Many people during severe trauma go blank, and their mind leaves their body and completely dissociates from the experience (this is the “freeze” response and a highly adaptive brain response in order to survive such fear or threat of danger). Later in flashback mode, some will freeze again, feel immobilized, and paralyzed once more.
Others will have the need to do the opposite of what they did in trauma time: they fight or flee, and this can range from an angry outburst to stripping off layers of clothing that feel confining (been there, done that; bra in the mandarin at the table) to anything in between.
We might also feel the need to escape, whether that is literally leaving the triggering situation or using substances to do so (flee and freeze can become familiar ways to cope, but they’re not functional and can be maladaptive when we are not in imminent danger). We end up running and hiding from any experiences, places, or people that might remind us of that trauma and eventually become afraid of things we do not need to fear.
It can also become an automated response to want to numb and separate from those thoughts by always doing and filling our mind, which keeps us from being mindful. Often, sensory overload can help bring someone out of a flashback. It is something external and it activates our senses to bring us back to the present.
(If you have people in your life who know you have PTSD, tell them ahead of time what works for you and what doesn’t.

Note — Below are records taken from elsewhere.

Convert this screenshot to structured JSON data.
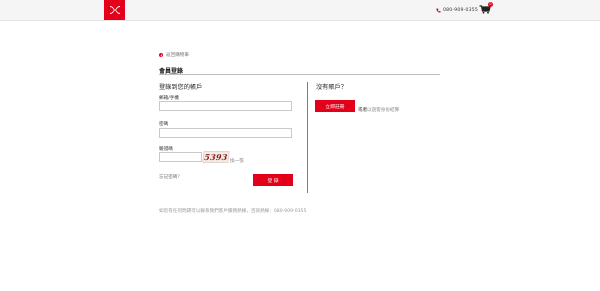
{
  "header": {
    "phone": "080-909-0355",
    "cart_count": "0",
    "brand_color": "#e3001b"
  },
  "nav": {
    "back_label": "返回購物車"
  },
  "page": {
    "section_title": "會員登錄"
  },
  "login": {
    "heading": "登錄到您的帳戶",
    "email_label": "郵箱/手機",
    "email_value": "",
    "password_label": "密碼",
    "password_value": "",
    "captcha_label": "驗證碼",
    "captcha_value": "",
    "captcha_code": "5393",
    "refresh_label": "換一張",
    "forgot_label": "忘記密碼？",
    "submit_label": "登 錄"
  },
  "register": {
    "heading": "沒有賬戶？",
    "button_label": "立即註冊",
    "or_label": "或者",
    "guest_label": "以遊客身份結算"
  },
  "footer": {
    "note": "如您有任何問題可以聯系我們客戶服務熱線，咨詢熱線：080-909-0355"
  },
  "icons": {
    "logo": "under-armour-logo-icon",
    "phone": "phone-icon",
    "cart": "cart-icon",
    "back": "back-arrow-icon"
  }
}
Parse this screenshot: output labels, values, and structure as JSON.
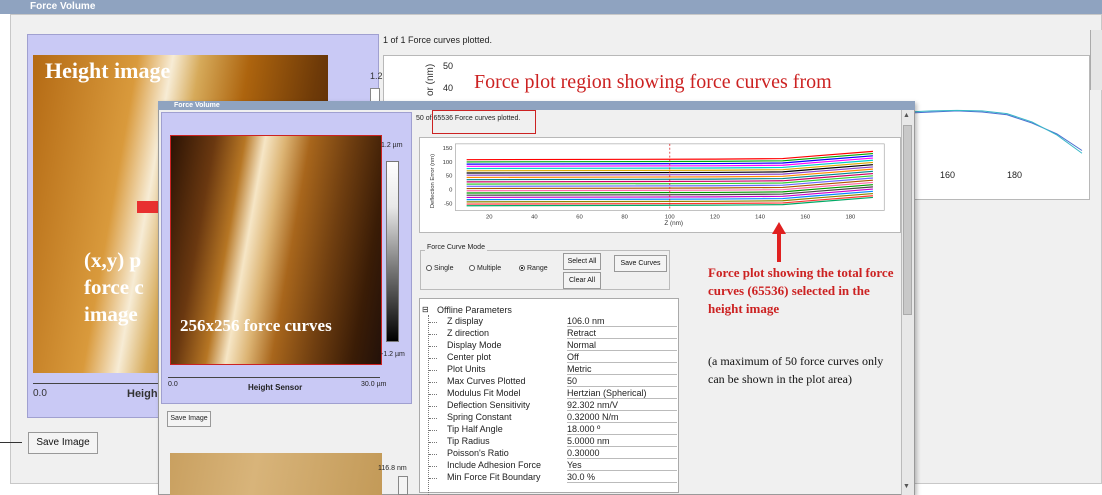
{
  "back_window": {
    "title": "Force Volume",
    "status": "1 of 1 Force curves plotted.",
    "image_title": "Height image",
    "scale_top": "1.2 µm",
    "annotation_xy": "(x,y) p force c image",
    "axis_zero": "0.0",
    "axis_name": "Heigh",
    "save_image": "Save Image",
    "plot_heading": "Force plot region showing force curves from",
    "plot_ylabel": "or (nm)",
    "y_ticks": [
      "50",
      "40"
    ],
    "x_ticks": [
      "160",
      "180"
    ]
  },
  "front_window": {
    "title": "Force Volume",
    "status": "50 of 65536 Force curves plotted.",
    "image_label": "256x256 force curves",
    "scale_top": "1.2 µm",
    "scale_bottom": "-1.2 µm",
    "axis_zero": "0.0",
    "axis_name": "Height Sensor",
    "axis_end": "30.0 µm",
    "save_image": "Save Image",
    "scale2_top": "116.8 nm",
    "force_curve_mode": {
      "label": "Force Curve Mode",
      "options": [
        "Single",
        "Multiple",
        "Range"
      ],
      "selected": "Range",
      "select_all": "Select All",
      "clear_all": "Clear All",
      "save_curves": "Save Curves"
    },
    "params": {
      "title": "Offline Parameters",
      "expander": "⊟",
      "rows": [
        {
          "name": "Z display",
          "value": "106.0 nm"
        },
        {
          "name": "Z direction",
          "value": "Retract"
        },
        {
          "name": "Display Mode",
          "value": "Normal"
        },
        {
          "name": "Center plot",
          "value": "Off"
        },
        {
          "name": "Plot Units",
          "value": "Metric"
        },
        {
          "name": "Max Curves Plotted",
          "value": "50"
        },
        {
          "name": "Modulus Fit Model",
          "value": "Hertzian (Spherical)"
        },
        {
          "name": "Deflection Sensitivity",
          "value": "92.302 nm/V"
        },
        {
          "name": "Spring Constant",
          "value": "0.32000 N/m"
        },
        {
          "name": "Tip Half Angle",
          "value": "18.000 º"
        },
        {
          "name": "Tip Radius",
          "value": "5.0000 nm"
        },
        {
          "name": "Poisson's Ratio",
          "value": "0.30000"
        },
        {
          "name": "Include Adhesion Force",
          "value": "Yes"
        },
        {
          "name": "Min Force Fit Boundary",
          "value": "30.0 %"
        }
      ]
    }
  },
  "annotations": {
    "red": "Force plot showing the total force curves (65536) selected in the height  image",
    "black": "(a maximum of 50 force curves only can be shown in the plot area)"
  },
  "chart_data": {
    "type": "line",
    "title": "",
    "xlabel": "Z (nm)",
    "ylabel": "Deflection Error (nm)",
    "x_ticks": [
      20,
      40,
      60,
      80,
      100,
      120,
      140,
      160,
      180
    ],
    "y_ticks": [
      150,
      100,
      50,
      0,
      -50
    ],
    "xlim": [
      5,
      195
    ],
    "ylim": [
      -75,
      165
    ],
    "marker_x": 100,
    "curve_count": 50,
    "x": [
      10,
      120,
      150,
      165,
      190
    ],
    "series": [
      {
        "values": [
          108,
          110,
          112,
          122,
          138
        ]
      },
      {
        "values": [
          100,
          102,
          104,
          114,
          130
        ]
      },
      {
        "values": [
          92,
          94,
          96,
          106,
          122
        ]
      },
      {
        "values": [
          84,
          86,
          88,
          98,
          114
        ]
      },
      {
        "values": [
          76,
          78,
          80,
          90,
          106
        ]
      },
      {
        "values": [
          68,
          70,
          72,
          82,
          98
        ]
      },
      {
        "values": [
          60,
          62,
          64,
          74,
          90
        ]
      },
      {
        "values": [
          52,
          54,
          56,
          66,
          82
        ]
      },
      {
        "values": [
          44,
          46,
          48,
          58,
          74
        ]
      },
      {
        "values": [
          36,
          38,
          40,
          50,
          66
        ]
      },
      {
        "values": [
          28,
          30,
          32,
          42,
          58
        ]
      },
      {
        "values": [
          20,
          22,
          24,
          34,
          50
        ]
      },
      {
        "values": [
          12,
          14,
          16,
          26,
          42
        ]
      },
      {
        "values": [
          4,
          6,
          8,
          18,
          34
        ]
      },
      {
        "values": [
          -4,
          -2,
          0,
          10,
          26
        ]
      },
      {
        "values": [
          -12,
          -10,
          -8,
          2,
          18
        ]
      },
      {
        "values": [
          -20,
          -18,
          -16,
          -6,
          10
        ]
      },
      {
        "values": [
          -28,
          -26,
          -24,
          -14,
          2
        ]
      },
      {
        "values": [
          -36,
          -34,
          -32,
          -22,
          -6
        ]
      },
      {
        "values": [
          -44,
          -42,
          -40,
          -30,
          -14
        ]
      },
      {
        "values": [
          -52,
          -50,
          -48,
          -38,
          -22
        ]
      },
      {
        "values": [
          -58,
          -56,
          -54,
          -44,
          -28
        ]
      }
    ],
    "colors": [
      "#ff0000",
      "#00aa00",
      "#0000ff",
      "#ff00ff",
      "#00cccc",
      "#ddaa00",
      "#000000",
      "#8844cc",
      "#ff8800",
      "#008888",
      "#cc0066",
      "#33cc33",
      "#6666ff",
      "#aa5500",
      "#ff66aa",
      "#009900",
      "#444444",
      "#cc00cc",
      "#0088ff",
      "#888800",
      "#ff3333",
      "#00aa66"
    ]
  },
  "back_chart": {
    "type": "line",
    "series": [
      {
        "values": [
          58,
          60,
          62,
          60,
          55,
          40,
          20,
          -10
        ]
      },
      {
        "values": [
          60,
          62,
          63,
          62,
          57,
          42,
          18,
          -15
        ]
      }
    ],
    "colors": [
      "#4b6fd0",
      "#38b8c8"
    ]
  }
}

It can be frightening for them as well if they don’t know what is happening; ask my friend who found me hiding and crying inconsolably like a child when I was 45, under a kitchen table, clinging to its legs for protection.)

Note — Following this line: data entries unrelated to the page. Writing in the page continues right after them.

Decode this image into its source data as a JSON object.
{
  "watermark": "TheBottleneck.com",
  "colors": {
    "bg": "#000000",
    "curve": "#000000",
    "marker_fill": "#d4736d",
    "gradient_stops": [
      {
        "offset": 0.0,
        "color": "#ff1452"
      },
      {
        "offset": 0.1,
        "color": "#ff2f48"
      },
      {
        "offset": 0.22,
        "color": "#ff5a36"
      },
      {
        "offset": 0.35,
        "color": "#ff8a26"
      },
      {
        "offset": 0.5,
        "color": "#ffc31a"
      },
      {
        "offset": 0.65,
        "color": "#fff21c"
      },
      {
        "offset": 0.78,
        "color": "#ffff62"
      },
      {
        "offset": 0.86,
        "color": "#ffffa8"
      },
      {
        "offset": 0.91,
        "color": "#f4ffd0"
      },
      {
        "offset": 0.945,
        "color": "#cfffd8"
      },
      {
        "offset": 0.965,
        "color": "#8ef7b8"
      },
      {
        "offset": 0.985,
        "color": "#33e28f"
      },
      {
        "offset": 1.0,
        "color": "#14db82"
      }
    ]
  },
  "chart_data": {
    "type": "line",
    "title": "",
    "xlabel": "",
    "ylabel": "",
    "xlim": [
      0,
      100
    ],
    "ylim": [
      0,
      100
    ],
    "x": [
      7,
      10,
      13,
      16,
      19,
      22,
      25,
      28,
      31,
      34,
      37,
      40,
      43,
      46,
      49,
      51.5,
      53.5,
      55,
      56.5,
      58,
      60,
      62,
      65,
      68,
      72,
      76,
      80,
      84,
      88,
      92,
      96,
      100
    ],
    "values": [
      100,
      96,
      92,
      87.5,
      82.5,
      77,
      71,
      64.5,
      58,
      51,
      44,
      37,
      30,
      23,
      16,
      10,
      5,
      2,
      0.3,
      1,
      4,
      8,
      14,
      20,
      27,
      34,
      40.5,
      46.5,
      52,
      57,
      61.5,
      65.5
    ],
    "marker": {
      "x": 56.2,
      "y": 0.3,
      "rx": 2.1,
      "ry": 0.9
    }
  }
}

Here are a few examples of what can bring us back to the present moment:
>> Sound: Turning on the radio and cranking up the volume brings people back into the present.
>> Smell: Some people carry aromatherapy or use strong aromas, like basil or lavender, to smell something in the moment that can overrride the smells associated with a traumatic experience.

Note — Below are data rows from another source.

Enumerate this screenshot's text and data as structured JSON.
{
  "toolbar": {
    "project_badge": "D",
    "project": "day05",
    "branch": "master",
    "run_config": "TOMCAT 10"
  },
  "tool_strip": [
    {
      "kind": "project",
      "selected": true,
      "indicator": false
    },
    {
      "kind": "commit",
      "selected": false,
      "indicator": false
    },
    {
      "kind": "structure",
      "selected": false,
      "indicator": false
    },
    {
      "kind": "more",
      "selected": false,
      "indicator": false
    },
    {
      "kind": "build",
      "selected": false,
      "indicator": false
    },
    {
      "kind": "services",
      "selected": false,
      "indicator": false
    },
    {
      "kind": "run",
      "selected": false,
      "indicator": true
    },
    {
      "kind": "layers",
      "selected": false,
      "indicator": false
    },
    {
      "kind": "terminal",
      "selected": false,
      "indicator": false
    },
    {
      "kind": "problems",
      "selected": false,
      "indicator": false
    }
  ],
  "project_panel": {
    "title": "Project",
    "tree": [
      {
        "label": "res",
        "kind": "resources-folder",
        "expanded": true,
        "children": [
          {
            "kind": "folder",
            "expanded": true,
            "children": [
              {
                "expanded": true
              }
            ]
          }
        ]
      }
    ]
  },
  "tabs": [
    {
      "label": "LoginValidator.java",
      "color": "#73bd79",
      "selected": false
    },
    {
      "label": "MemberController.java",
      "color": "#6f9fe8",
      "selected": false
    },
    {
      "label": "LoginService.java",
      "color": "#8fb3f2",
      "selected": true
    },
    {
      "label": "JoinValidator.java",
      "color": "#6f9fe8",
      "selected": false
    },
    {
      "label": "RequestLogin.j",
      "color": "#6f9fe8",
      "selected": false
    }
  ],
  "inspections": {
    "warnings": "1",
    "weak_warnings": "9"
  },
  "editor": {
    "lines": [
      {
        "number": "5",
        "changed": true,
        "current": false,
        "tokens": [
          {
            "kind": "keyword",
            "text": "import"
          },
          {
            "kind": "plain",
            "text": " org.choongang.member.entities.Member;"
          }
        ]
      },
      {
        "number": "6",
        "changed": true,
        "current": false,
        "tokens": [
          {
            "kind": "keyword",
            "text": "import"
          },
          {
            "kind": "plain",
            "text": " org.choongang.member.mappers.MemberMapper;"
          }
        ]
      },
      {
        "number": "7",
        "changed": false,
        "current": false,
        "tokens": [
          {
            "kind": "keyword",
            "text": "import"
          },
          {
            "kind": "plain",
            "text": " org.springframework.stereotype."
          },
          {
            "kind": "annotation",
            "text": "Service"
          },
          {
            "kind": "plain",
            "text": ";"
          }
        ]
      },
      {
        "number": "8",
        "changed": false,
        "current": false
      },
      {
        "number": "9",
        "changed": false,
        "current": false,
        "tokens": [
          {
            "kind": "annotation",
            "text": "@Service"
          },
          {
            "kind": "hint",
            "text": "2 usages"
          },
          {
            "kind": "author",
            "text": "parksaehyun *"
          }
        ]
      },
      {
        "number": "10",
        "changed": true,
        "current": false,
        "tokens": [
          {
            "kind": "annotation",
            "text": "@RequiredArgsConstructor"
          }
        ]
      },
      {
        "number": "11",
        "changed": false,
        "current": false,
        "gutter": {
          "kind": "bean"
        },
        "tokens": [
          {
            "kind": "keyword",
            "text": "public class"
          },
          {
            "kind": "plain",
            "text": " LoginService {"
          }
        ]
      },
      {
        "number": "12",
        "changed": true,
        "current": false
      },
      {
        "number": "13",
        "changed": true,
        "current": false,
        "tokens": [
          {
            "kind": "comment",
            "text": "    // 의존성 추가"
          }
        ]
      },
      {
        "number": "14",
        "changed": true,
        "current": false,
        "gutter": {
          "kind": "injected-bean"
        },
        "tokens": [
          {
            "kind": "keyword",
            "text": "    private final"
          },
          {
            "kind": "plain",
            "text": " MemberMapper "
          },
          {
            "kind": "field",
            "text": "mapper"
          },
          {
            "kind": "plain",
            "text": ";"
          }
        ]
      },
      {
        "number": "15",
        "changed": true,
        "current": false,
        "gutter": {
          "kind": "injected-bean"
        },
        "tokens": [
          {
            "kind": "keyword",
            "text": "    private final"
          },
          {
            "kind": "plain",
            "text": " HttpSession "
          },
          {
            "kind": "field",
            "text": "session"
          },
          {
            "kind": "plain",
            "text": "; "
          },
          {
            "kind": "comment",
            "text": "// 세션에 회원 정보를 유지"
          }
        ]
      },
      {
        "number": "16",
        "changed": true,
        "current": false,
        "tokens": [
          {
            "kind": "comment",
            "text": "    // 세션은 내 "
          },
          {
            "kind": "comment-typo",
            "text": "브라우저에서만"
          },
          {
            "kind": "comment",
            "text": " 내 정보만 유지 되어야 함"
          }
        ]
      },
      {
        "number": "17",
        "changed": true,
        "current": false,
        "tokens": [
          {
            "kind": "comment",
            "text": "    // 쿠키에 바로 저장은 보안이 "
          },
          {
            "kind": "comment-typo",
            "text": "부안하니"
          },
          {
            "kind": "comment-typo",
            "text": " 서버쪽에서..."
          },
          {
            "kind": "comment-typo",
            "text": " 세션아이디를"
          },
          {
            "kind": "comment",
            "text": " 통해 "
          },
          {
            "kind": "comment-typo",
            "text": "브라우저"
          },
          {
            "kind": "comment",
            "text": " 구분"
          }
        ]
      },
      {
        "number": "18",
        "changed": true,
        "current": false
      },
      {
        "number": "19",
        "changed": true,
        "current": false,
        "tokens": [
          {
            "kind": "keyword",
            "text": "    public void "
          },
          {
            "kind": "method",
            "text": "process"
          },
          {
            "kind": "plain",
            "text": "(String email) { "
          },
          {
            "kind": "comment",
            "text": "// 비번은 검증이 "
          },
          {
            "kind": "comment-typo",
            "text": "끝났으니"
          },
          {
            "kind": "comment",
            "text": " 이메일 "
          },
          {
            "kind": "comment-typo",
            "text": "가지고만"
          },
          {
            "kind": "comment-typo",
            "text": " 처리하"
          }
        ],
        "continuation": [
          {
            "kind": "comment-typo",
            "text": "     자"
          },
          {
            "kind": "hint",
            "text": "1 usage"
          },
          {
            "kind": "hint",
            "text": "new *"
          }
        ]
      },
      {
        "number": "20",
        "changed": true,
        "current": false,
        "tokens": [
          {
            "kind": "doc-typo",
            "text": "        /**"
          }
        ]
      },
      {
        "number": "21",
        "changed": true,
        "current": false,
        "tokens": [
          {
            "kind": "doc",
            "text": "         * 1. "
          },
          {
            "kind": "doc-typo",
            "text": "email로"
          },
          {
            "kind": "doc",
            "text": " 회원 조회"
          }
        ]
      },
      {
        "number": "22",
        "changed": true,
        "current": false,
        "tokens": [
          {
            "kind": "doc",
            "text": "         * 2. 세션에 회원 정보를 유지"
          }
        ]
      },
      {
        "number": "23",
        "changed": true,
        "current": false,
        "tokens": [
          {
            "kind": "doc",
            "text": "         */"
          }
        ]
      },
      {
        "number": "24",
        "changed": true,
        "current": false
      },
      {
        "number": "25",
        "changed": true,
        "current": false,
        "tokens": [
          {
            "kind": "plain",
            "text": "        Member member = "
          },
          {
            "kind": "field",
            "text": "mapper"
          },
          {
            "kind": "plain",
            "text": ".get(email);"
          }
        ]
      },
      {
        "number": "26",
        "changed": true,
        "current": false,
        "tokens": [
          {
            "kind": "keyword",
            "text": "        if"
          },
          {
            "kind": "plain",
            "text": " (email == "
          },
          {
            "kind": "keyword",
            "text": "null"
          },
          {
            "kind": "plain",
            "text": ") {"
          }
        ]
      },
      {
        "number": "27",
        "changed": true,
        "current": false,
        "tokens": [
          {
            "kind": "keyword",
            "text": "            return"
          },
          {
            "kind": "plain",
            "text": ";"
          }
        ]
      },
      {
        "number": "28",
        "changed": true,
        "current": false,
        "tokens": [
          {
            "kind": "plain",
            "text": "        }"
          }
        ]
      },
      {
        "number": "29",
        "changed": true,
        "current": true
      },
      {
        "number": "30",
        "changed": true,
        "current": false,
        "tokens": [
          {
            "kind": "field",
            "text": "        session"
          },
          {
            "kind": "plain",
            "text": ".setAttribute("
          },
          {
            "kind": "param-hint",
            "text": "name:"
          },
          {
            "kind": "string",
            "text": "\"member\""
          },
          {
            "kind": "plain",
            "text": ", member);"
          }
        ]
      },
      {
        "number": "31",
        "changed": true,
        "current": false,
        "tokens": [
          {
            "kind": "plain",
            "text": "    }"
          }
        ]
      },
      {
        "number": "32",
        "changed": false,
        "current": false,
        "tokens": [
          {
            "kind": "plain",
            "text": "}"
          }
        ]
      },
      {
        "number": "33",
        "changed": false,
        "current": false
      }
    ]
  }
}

>> Taste: Carry disgusting cough drops and suck on something unfamiliar or sour like a lemon drop or something salty like a pretzel (something you didn’t taste during the time of the traumatic event). I don’t know a single soul who hasn’t been so sick after eating something or drinking something that they never ate or drank again. Taste is a powerful resource.
>> Touch: When I did my PTSD program, nurses and doctors would often use an ice pack on the back of the neck to bring someone into the present. It is using the startle reflex in reverse. I’ve heard that some consider this barbaric. I’m not suggesting throwing someone in a bathtub of ice cold water, but a freezie or an ice cube in the hand, or splashing your face with cold water can work wonders.
>> Sight: Try and get back to the moment by counting the number of things around you that are a certain color. Then your focus shifts to the location you are in—in the here and now. This is probably the easiest way to reorientate if we are out in public. Choosing to find and scan for a certain color or item engages the cognitive parts of our brain and diminishes the activity in our fear response centre. Logic and fear exist in different parts of the brain.
Enlist the help of those you trust, and be honest about the best ways to help you if you have a panic attack or a flashback. It’s no different than what you might tell someone to do if you had diabetes, seizures, or a severe allergic reaction to peanuts.
The more knowledge people have, the more they know and the more they can help you. Also, be honest: if you don’t want them to speak to you or touch you, but just be there, then say so (just like I would hope someone would share where their EpiPen, medications, or inhalers are, so that if something happens, they wouldn’t have to go looking frantically and have a panic attack of their own).
We need to start normalizing these conversations about mental health.